• A General American 8000-gallon car, modeled by placing an InterMountain tank of that size on a shortened Athearn tank car frame. The Athearn frame, though not very refined in its detailing, is nevertheless a generally accurate General American underframe.
• An AC&F insulated 10,000 gallon car, modeled by cutting an Athearn insulated tank body down in length, and placing it on the frame of the InterMountain car just described. The IM underframe is an AC&F design. The Athearn car body is intended to represent a pressurized or ICC 105 type of tank car, but the prototype being modeled is an insulated but not pressurized car, ICC type 104, so a new dome had to be made also.
• A 6000-gallon car, with a slender dome like an acid car but in this case for shipping hydrogen peroxide by the Buffalo Electrochemical Company (Becco), modeled with a Tichy underframe and scratchbuilt tank from Plastruct tubing (body) and aluminum tubing (dome).
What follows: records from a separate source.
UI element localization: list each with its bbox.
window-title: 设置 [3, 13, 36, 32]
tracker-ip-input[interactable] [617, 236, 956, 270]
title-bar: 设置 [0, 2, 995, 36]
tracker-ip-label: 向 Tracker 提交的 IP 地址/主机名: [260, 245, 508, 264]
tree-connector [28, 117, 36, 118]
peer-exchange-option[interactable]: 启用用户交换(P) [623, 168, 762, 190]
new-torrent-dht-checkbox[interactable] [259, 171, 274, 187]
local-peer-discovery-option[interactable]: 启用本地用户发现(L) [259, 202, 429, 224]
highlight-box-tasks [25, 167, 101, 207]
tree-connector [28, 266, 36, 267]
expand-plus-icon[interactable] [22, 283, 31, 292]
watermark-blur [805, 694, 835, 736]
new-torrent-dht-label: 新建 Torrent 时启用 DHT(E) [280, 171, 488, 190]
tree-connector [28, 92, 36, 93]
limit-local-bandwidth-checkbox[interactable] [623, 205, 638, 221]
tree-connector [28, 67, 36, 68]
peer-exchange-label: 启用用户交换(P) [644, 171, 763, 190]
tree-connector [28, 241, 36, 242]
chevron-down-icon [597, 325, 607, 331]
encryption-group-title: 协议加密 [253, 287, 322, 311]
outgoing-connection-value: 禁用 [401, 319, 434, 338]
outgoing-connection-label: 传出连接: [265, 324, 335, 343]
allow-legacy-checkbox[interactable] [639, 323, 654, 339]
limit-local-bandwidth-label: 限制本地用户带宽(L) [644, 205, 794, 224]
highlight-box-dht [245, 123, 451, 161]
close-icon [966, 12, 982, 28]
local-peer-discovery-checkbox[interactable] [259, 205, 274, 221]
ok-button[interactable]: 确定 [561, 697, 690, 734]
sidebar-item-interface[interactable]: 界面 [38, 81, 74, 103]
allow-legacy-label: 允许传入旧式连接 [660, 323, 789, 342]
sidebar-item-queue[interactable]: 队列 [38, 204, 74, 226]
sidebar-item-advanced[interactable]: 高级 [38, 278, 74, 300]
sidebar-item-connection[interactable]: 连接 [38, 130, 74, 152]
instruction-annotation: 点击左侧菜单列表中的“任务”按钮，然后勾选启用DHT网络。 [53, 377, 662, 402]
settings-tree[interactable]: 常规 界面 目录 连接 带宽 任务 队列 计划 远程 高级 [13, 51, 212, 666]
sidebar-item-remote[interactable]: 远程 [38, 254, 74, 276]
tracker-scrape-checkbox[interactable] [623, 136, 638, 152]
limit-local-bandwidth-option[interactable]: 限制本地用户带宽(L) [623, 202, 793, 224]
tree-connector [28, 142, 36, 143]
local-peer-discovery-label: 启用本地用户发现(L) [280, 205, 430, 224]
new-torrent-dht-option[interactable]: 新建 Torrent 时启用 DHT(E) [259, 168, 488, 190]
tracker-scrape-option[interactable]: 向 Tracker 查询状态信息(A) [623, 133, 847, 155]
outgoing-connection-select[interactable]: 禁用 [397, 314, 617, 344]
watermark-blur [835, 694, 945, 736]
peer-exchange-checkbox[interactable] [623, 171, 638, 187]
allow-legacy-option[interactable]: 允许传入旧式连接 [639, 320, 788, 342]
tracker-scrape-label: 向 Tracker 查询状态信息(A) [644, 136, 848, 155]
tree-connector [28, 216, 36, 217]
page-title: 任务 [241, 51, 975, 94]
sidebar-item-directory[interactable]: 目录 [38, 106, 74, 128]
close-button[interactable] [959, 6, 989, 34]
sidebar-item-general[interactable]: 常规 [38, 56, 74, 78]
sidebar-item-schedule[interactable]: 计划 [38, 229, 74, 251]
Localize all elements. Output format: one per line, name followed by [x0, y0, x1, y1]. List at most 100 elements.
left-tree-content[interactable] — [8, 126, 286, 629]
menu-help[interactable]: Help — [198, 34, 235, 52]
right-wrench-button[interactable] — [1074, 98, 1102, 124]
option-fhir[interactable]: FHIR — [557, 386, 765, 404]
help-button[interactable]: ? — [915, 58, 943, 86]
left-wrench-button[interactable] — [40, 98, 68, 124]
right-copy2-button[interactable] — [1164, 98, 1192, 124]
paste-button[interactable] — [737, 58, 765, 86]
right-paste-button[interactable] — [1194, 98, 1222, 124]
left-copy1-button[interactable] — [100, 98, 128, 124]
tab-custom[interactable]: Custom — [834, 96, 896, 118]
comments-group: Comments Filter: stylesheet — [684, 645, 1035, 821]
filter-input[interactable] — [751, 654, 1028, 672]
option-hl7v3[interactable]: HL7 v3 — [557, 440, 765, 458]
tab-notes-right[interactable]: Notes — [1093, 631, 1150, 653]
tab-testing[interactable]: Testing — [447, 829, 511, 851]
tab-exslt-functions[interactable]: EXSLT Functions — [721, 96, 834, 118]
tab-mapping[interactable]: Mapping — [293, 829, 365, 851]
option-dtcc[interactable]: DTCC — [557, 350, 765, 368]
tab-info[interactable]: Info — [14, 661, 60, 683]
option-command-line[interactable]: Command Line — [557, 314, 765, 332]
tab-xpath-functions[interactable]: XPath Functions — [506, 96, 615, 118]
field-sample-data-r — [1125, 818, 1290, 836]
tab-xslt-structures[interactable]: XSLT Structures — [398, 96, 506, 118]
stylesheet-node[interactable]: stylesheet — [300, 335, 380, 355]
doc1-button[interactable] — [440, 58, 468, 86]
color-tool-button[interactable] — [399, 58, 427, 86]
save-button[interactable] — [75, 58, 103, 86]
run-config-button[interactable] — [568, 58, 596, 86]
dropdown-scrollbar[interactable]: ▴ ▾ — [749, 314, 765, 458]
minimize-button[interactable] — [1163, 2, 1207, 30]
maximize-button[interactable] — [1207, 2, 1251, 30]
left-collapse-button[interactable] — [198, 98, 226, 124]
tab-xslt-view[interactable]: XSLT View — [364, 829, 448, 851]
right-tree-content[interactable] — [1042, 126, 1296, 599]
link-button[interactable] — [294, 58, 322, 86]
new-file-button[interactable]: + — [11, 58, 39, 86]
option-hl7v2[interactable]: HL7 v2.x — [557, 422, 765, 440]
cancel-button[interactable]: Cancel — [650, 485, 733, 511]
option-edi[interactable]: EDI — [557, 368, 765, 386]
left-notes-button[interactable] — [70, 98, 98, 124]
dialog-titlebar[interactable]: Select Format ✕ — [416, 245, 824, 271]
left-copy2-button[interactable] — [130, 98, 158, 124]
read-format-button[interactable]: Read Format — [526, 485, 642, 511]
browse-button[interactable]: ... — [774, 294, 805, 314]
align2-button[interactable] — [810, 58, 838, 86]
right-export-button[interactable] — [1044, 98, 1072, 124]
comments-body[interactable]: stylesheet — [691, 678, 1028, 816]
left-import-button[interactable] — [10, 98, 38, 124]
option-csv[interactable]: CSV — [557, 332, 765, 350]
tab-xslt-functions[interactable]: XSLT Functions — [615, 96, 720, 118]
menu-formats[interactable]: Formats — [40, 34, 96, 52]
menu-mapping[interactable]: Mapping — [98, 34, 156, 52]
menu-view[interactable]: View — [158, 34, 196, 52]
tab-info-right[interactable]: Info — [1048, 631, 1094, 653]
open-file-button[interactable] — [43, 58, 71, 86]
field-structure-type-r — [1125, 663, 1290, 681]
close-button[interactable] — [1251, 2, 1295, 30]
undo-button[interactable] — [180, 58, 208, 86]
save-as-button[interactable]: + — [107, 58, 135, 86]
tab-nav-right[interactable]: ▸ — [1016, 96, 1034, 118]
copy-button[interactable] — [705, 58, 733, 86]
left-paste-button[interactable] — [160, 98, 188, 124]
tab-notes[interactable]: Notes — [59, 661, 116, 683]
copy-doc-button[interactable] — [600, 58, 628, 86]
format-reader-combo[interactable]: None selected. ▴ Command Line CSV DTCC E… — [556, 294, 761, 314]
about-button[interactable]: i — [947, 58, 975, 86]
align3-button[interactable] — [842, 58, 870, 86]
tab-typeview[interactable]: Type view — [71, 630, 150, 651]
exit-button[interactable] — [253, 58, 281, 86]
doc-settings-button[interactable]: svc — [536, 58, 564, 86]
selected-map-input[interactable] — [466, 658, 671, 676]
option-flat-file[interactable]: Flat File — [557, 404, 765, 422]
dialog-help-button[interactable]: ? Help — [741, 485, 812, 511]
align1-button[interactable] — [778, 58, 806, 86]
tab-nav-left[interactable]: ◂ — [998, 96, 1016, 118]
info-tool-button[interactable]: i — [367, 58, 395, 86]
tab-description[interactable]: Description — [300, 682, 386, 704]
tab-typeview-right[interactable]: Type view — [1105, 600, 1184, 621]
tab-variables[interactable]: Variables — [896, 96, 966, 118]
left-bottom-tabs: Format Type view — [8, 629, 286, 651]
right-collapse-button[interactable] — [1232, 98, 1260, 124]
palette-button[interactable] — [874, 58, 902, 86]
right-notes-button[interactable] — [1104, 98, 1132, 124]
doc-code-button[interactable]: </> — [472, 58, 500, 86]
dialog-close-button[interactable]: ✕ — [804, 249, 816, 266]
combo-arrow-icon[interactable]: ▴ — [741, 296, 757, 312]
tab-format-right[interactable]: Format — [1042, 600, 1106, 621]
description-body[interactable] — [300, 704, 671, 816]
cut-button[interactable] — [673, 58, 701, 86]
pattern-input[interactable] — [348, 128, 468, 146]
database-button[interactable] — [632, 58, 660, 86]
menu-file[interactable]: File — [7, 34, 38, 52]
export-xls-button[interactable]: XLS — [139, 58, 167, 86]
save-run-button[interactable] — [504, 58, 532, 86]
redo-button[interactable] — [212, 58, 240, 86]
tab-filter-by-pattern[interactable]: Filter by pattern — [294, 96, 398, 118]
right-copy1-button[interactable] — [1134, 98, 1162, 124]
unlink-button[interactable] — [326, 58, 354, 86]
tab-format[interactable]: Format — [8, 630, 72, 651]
The latter project may sound familiar, since years ago Mark Feddersen published a fine article about doing such a car with a similar method. And in fact the tank portion of the ICC 104 project draws on another Feddersen article, though he used a different frame method and was modeling a different prototype. Mark’s ideas were certainly an inspiration as well as instructive for me. Here are his two articles:
Mark Feddersen, “ICC-104 Insulated Tank Car,” Mainline Modeler, October 1985, pp. 63-69.
Mark Feddersen, “The Becco peroxide tank car,” Prototype Modeler, January 1986, pp. 16-19.
What I’ll do in forthcoming posts is report on some of the challenges (and solutions) in these projects, and provide a summary of a few of the upgrades which I did earlier. I’ll include some photos of the cars.
You may ask, is this about SP modeling? In two ways, yes. First, of course, any layout with ordinary freight service needs freight cars of all kinds, whatever the home road is. But second, an entire fleet of SP tank cars is indeed among those upgrades, and I'll show photos of them too.